When your chosen field is the arts – creating it, performing it, or writing about it – the entire pursuit can feel reduced to luxury or whim after an event as horrific as the elementary school shooting in Sandy Hook. Because the arts are so inextricably linked to observing the world and people’s experiences in it, because telling stories is a direct conduit to creating empathy, there is the collective notion that artists do it out of love and a sense of purpose. But experiencing the arts is essentially a luxury. Even when the work portrays people coping with poverty or violence or hardship, those in the audience usually aren’t. Besides the occasional free installment, the arts are available to ticket buyers; they appeal to individuals whose basic needs have more than been met. I’m not sure whether there is a different role for artists following disaster. Generally speaking, they should be good citizens like anyone else. They should find ways to donate, to comfort, to advocate for better policy. But artists also have a unique opportunity to sustain the relevance of troubling events though their work. To make it meaningful to people, to not let those events fade into history.

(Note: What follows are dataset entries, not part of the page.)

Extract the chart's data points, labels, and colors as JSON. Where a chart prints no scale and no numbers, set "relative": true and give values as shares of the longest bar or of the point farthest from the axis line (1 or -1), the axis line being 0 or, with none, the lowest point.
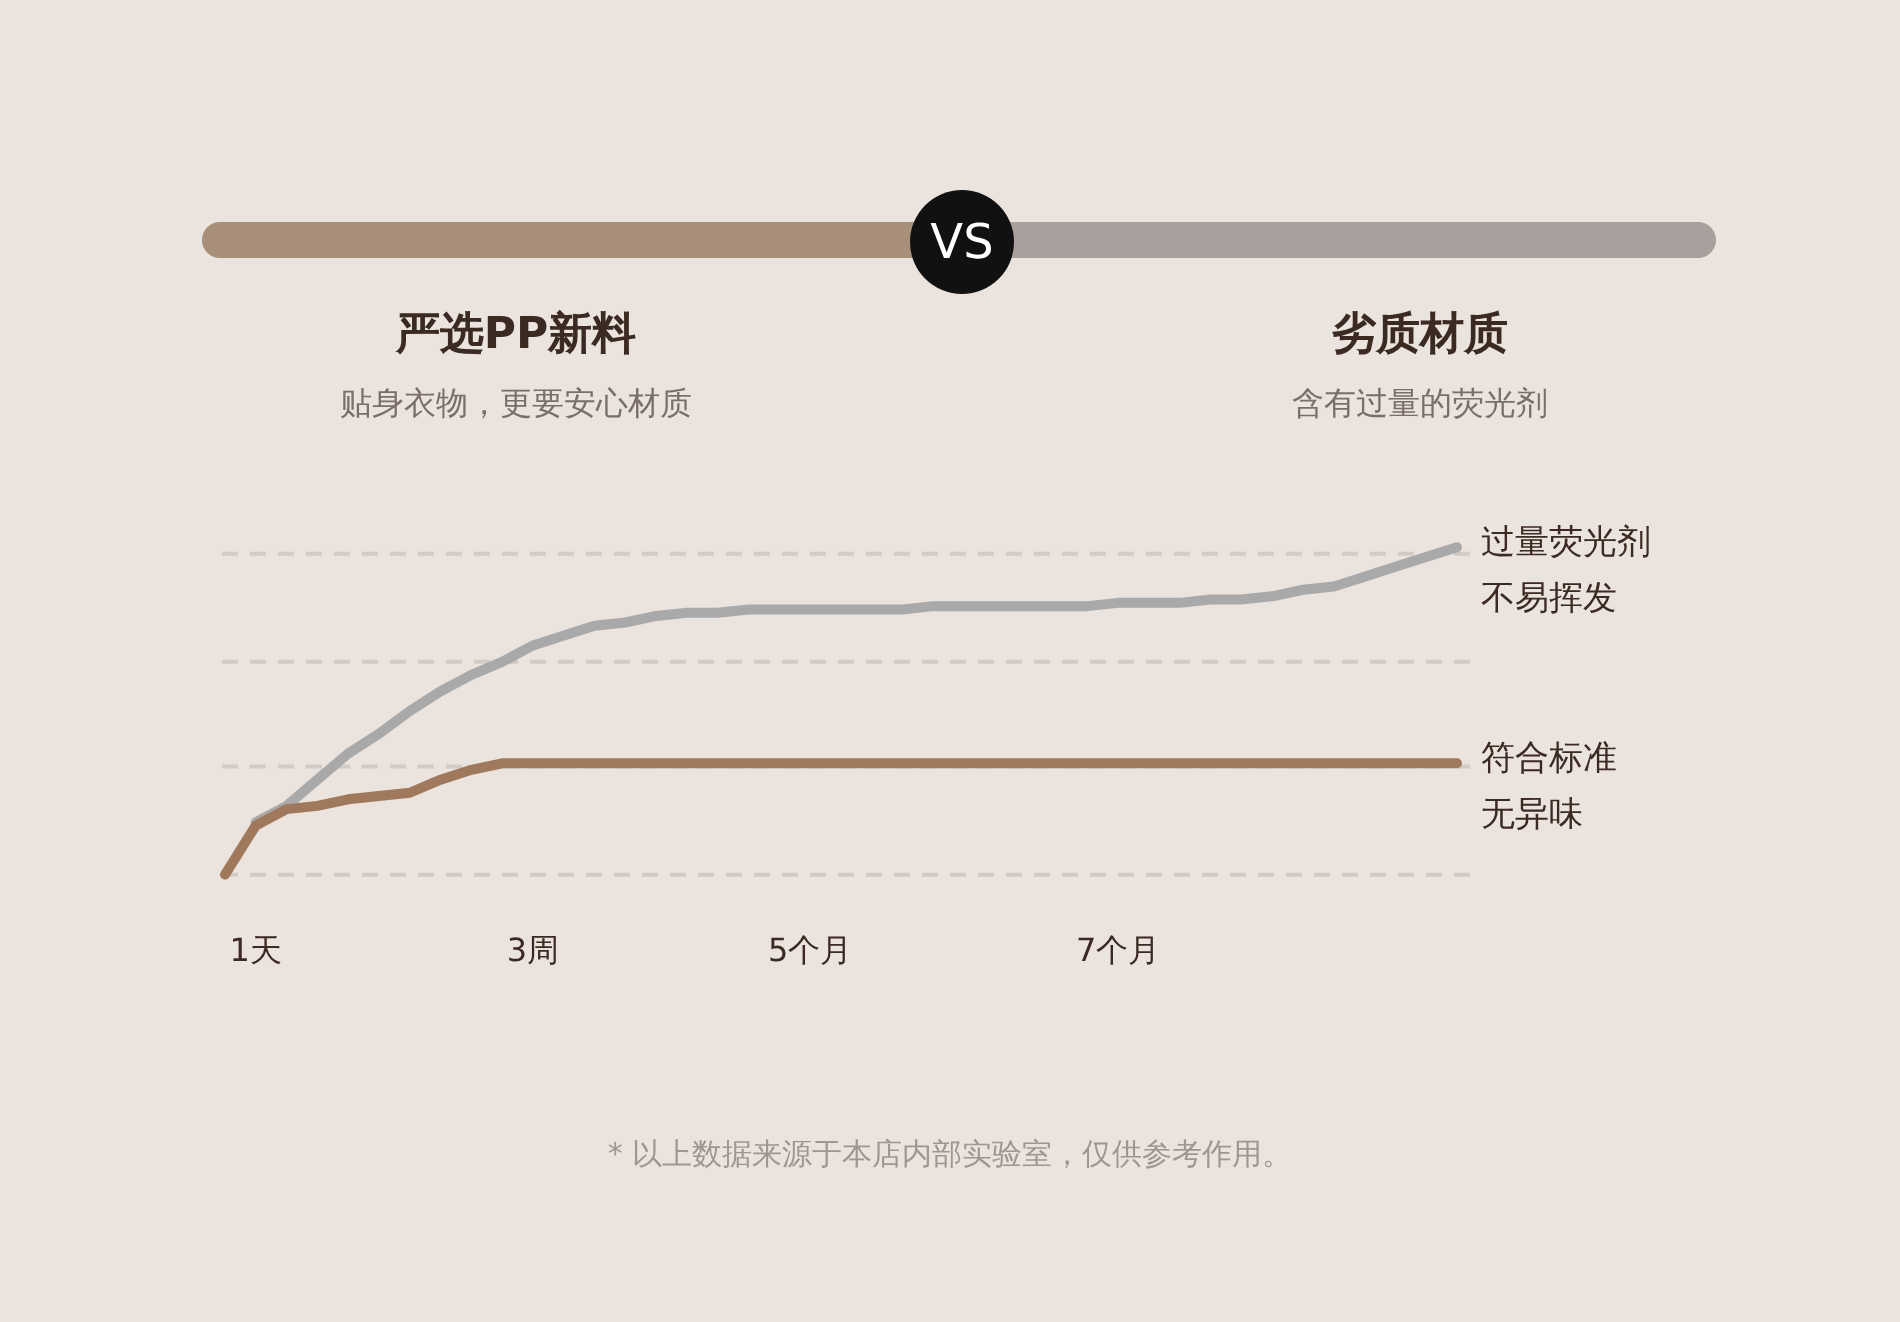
{
  "chart_data": {
    "type": "line",
    "relative": true,
    "annotations": [
      "VS",
      "严选PP新料",
      "贴身衣物，更要安心材质",
      "劣质材质",
      "含有过量的荧光剂",
      "* 以上数据来源于本店内部实验室，仅供参考作用。"
    ],
    "categories": [
      null,
      "1天",
      null,
      null,
      null,
      null,
      null,
      null,
      null,
      null,
      "3周",
      null,
      null,
      null,
      null,
      null,
      null,
      null,
      null,
      "5个月",
      null,
      null,
      null,
      null,
      null,
      null,
      null,
      null,
      null,
      "7个月",
      null,
      null,
      null,
      null,
      null,
      null,
      null,
      null,
      null,
      null,
      null
    ],
    "ref_lines": [
      {
        "axis": "y",
        "value": 0,
        "label": null,
        "color": "#d2cac4",
        "line_style": "dashed"
      },
      {
        "axis": "y",
        "value": 0.33,
        "label": null,
        "color": "#d2cac4",
        "line_style": "dashed"
      },
      {
        "axis": "y",
        "value": 0.65,
        "label": null,
        "color": "#d2cac4",
        "line_style": "dashed"
      },
      {
        "axis": "y",
        "value": 0.98,
        "label": null,
        "color": "#d2cac4",
        "line_style": "dashed"
      }
    ],
    "series": [
      {
        "name": "过量荧光剂不易挥发",
        "color": "#a9a9aa",
        "values": [
          null,
          0.16,
          0.21,
          0.29,
          0.37,
          0.43,
          0.5,
          0.56,
          0.61,
          0.65,
          0.7,
          0.73,
          0.76,
          0.77,
          0.79,
          0.8,
          0.8,
          0.81,
          0.81,
          0.81,
          0.81,
          0.81,
          0.81,
          0.82,
          0.82,
          0.82,
          0.82,
          0.82,
          0.82,
          0.83,
          0.83,
          0.83,
          0.84,
          0.84,
          0.85,
          0.87,
          0.88,
          0.91,
          0.94,
          0.97,
          1
        ]
      },
      {
        "name": "符合标准无异味",
        "color": "#a0795c",
        "values": [
          0,
          0.15,
          0.2,
          0.21,
          0.23,
          0.24,
          0.25,
          0.29,
          0.32,
          0.34,
          0.34,
          0.34,
          0.34,
          0.34,
          0.34,
          0.34,
          0.34,
          0.34,
          0.34,
          0.34,
          0.34,
          0.34,
          0.34,
          0.34,
          0.34,
          0.34,
          0.34,
          0.34,
          0.34,
          0.34,
          0.34,
          0.34,
          0.34,
          0.34,
          0.34,
          0.34,
          0.34,
          0.34,
          0.34,
          0.34,
          0.34
        ]
      }
    ]
  }
}
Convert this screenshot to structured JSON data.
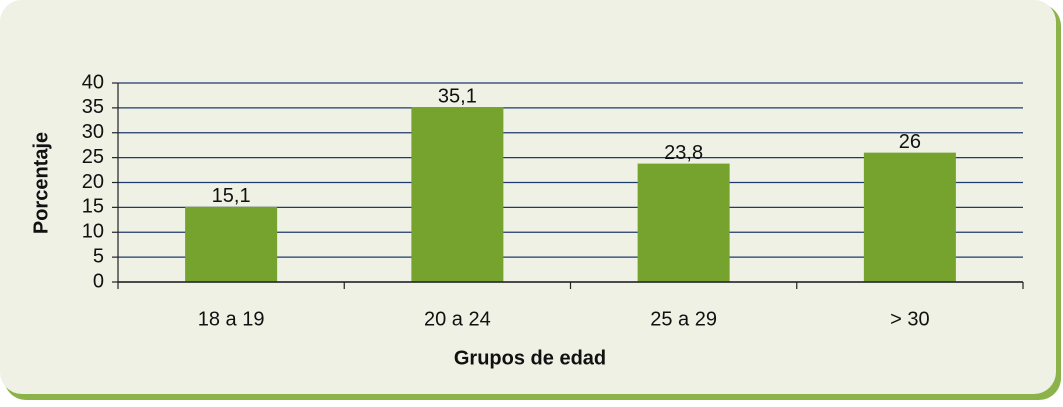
{
  "chart_data": {
    "type": "bar",
    "categories": [
      "18 a 19",
      "20 a 24",
      "25 a 29",
      "> 30"
    ],
    "values": [
      15.1,
      35.1,
      23.8,
      26
    ],
    "value_labels": [
      "15,1",
      "35,1",
      "23,8",
      "26"
    ],
    "color": "#76a22e",
    "ylim": [
      0,
      40
    ],
    "yticks": [
      0,
      5,
      10,
      15,
      20,
      25,
      30,
      35,
      40
    ],
    "grid": true,
    "y_label": "Porcentaje",
    "x_label": "Grupos de edad"
  }
}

On the morning of December 14th, before learning the details of the Newtown shooting, I heard a news program about a proposition that governor Rick Scott has made for state universities in Florida. He advocates that Florida schools offer lower tuition for business-oriented majors and higher tuition for majors that are deemed less so: English, history, political science, philosophy, and theater. Though a student pursuing philosophy will likely have a lower paying job than, say, a student pursuing finance and would benefit from lower tuition, Scott asserts that individuals who do not directly improve Florida’s economy should pay the price, so to speak. Needless to say, the news was disappointing to hear, not only because it seems unfair to force students to pay higher tuition for fields that interest them, but also because the proposition suggests that understanding the world, its history, its sociological make up, how people function, and how we understand one another has little value.
We could use more empathy, a state of mind that naturally emerges from reading fiction, seeing theater, even studying political science in that it broadens our awareness of different communities and populations. The Public Theater’s artistic director Oscar Eustis has spoken about the importance of empathy, saying, “What is necessary in theater is also what is necessary in a functioning democracy.”
People have all sorts of solutions to the gun debate. My thoughts are that 1) a gun should be at least as hard to obtain as a driver’s license, and 2) that our health system should treat mental illness as seriously as it treats cancer. My choice for third is a more vague proposal and more wishful: that we create a more empathetic society where people recognize the dignity in others, even with whom they adamantly disagree. The economy may benefit from individuals with finance skills, but the world benefits from tolerance.
When I first began my MFA program in theater at Columbia, it was just a few weeks after Hurricane Katrina. At our orientation, the dean spoke to the incoming class, remarking that it can be hard to justify having a life in the arts when there are so many basic human needs that first need to be met. He then said something that has stuck with me. “The arts are the last essential thing we need as a society. But they are essential.” There needn’t be any delusion that art solves the ills of this world. But neither should we underestimate its potential to inspire compassion, to restore dignity, to heal, to heal.